Perhaps they're grabbing anything in sight? As has been noted by a lot of people, including Elaine quite recently, the BBC are doing bucketloads of costume drama, and casting the same half dozen people in all of 'em. If you include the other channels, we've recently had Cranford, Sense and Sensibility, Mansfield Park, Northanger Abbey, Persuasion, Oliver Twist, Old Curiosity Shop, Ballet Shoes and probably a few more I can't remember. I love a costume drama, but perhaps too much of a good thing? Well, perhaps not. If it's done well, there's always room for more - so long as television producers realise a few bonnets and "thee"s thrown hither and thither don't amount to character, writing or plot. Sometimes they make the mistake of believing a period setting will excuse deficiencies in every other part of a production - though usually the vague glimmers of a novel, beneath an adaptation, are enough to save a series. Novel writers just seem much better at all aspects of writing than scriptwriters. Which makes me wonder - why do we so rarely get period productions which aren't adaptations? I can't think of any.
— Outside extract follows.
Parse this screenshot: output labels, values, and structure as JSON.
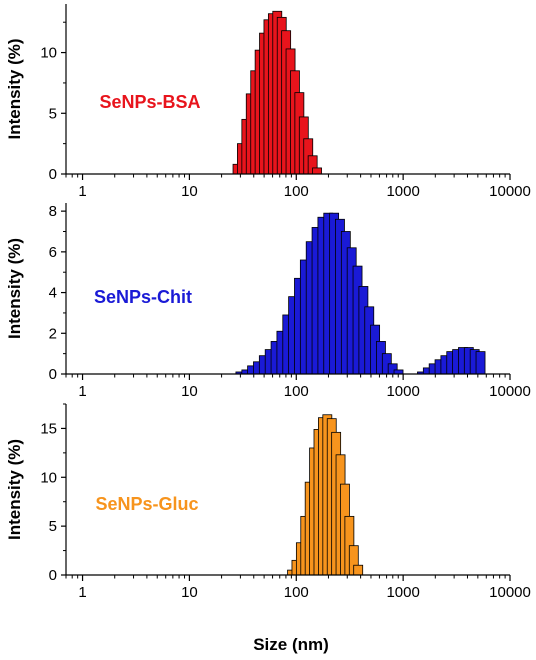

Having not read Lark Rise to Candleford I can't judge on how faithful the BBC's version has been thus far, though I would wager not very, since Flora Thompson was writing autobiographically and the events have been pretty far-fetched. I'm firmly in the camp that an adaptation should be as close as possible to the original, and certainly not add or change things, but perhaps exaggeration and extension is the order of the day. Like most BBC costume dramas, it is the combination of background novel and foreground cast which make desirable watching - for Lark Rise To Candleford step forward Julia Sawalha, Linda Bassett, Liz Smith and Dawn French. I wonder if the lovely Julia, whom I first encountered as Lydia Bennett, has ever acted without a bonnet...
Anyway, it's been enjoyable watching, but not ground-breaking - but has pointed me in the direction of the book. Will I succumb the next time I come across it? Maybe. But I certainly shan't buy a TV tie-in edition.
Anyone else been watching this? Or have you had a surfeit of costume drama?